Caring for Nana Balloon

NanaBalloonWhen 80 year old Phyllis died, her grandchildren and great-grandchildren each tied a bright, helium-filled balloon to her casket.

Phyllis’ nickname was ‘Nana Balloon’ because she loved to give them as gifts to her grandchildren.

At the end of the celebration of her life the children let the balloons go. Thus ended a stressful era for Jean, Phyllis’ daughter, who for several years had supported her Mum through a series of health traumas.

Jean began caring for Phyllis when she was recovering from an operation for colon cancer. Phyllis seemed to be doing well and was to return to her retirement village, where she was very happy. But overnight Phyllis suffered a massive stroke and survived, “much to her horror”, says Jean.

“Before the stroke we did talk about what Mum wanted done if anything like that happened to her. She didn’t want to be resuscitated. Despite that, she came through and managed to say, ‘Jean, the angels came for me in the middle of the night … but it wasn’t my time’.”

Phyllis was left incapacitated by the stroke and needed help with most things, except eating. Jean decided then and there to care for her mother at home.

With the support of her partner, Jean gutted the bathroom at her place and made all the necessary alterations. Phyllis required complex nursing care. Jean had some nursing knowledge through her job as a medical secretary, but was ill prepared for her caring role.

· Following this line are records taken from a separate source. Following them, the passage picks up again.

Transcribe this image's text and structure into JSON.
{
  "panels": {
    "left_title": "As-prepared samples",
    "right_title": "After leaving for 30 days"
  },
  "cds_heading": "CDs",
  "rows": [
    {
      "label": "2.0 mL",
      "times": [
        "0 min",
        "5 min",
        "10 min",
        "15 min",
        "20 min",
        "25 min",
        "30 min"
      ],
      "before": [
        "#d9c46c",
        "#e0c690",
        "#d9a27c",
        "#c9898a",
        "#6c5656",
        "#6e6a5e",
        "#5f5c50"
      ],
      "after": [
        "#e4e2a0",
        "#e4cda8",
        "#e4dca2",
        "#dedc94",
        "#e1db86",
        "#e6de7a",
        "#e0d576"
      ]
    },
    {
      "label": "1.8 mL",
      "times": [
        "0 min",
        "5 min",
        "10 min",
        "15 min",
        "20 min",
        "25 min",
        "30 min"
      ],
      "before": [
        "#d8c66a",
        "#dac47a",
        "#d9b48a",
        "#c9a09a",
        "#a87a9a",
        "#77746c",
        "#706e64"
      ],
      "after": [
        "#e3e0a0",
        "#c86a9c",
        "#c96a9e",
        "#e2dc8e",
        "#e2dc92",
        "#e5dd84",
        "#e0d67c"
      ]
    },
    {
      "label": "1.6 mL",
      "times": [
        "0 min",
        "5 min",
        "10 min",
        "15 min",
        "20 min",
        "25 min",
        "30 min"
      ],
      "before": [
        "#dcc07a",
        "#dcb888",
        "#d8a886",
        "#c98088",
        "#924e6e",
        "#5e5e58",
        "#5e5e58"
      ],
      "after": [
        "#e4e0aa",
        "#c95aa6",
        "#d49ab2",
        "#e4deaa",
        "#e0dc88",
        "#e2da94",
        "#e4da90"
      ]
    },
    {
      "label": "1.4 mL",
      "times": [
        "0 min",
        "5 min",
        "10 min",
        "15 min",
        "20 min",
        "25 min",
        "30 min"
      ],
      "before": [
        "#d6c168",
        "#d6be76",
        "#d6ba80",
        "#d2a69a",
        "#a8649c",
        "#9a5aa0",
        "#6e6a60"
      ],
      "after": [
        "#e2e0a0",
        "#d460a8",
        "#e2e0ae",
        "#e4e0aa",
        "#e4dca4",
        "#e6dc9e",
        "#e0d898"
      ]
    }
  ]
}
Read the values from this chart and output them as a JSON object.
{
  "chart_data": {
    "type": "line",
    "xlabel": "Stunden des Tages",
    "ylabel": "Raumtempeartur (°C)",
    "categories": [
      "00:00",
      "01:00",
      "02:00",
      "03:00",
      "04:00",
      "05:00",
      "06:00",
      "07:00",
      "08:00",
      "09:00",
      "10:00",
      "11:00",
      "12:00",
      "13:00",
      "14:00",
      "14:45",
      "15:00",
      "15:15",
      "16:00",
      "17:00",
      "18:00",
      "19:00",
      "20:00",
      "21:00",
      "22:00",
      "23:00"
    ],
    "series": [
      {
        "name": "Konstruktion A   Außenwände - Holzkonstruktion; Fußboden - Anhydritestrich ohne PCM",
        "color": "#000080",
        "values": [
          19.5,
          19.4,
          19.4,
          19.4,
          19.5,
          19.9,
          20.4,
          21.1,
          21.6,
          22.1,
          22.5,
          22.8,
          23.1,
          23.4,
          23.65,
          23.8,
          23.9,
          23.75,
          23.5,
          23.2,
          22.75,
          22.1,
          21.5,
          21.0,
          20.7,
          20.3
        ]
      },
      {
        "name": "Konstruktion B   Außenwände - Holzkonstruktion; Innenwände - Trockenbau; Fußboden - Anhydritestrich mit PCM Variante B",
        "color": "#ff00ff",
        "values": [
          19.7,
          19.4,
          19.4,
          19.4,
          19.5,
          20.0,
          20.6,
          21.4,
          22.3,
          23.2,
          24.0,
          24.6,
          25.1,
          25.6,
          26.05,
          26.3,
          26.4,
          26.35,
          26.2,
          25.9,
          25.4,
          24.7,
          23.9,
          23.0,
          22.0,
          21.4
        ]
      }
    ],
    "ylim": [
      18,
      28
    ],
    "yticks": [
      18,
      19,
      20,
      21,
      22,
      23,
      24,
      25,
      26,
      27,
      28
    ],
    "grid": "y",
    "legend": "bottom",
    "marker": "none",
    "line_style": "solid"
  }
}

“I had no idea how to get the help I needed.” Sometimes Jean spent hours trying to find a hospital to take her mother for a weekend so she and her partner could have some respite. When Jean did find a suitable facility, it was always traumatic to leave her Mum in the care of others.

At times Jean had to battle to get the most basic things for Phyllis, such as a prescription repeat. “Very few people understood … only those who’d had similar experiences.”

Finally, Jean had to admit she could not provide the level of nursing care Phyllis needed. Her Mum’s home in the retirement village was sold, and Phyllis shifted to a private hospital.

Jean says her mother had made the decision that she wanted to die, and stopped taking nourishment to achieve her wish.

Jean says she respected her Mum’s decision.

Despite their strong feelings of grief and loss, and their difficulties accessing help, Jean says she and Phyllis shared many laughs and fun times together.

“It’s amazing how you manage. She always appreciated everything I did and the opportunity to look after her was a real gift. My partner was awesome, as were the grandchildren and great-grandchildren.”

“Others in the family also did what they could, and I was extremely grateful for their help.”

Before Phyllis died she told Jean she could see those angels again. This time the time was right.

Tips from Jean

  • You do have options; find out what they are.
  • Seek out the help you need and be persistent, for your sake, and your family member’s.
  • Trust your instincts; advocate for what you believe in. Tap into helpful information (how to shower, asking if the solicitor will come to your home, etc).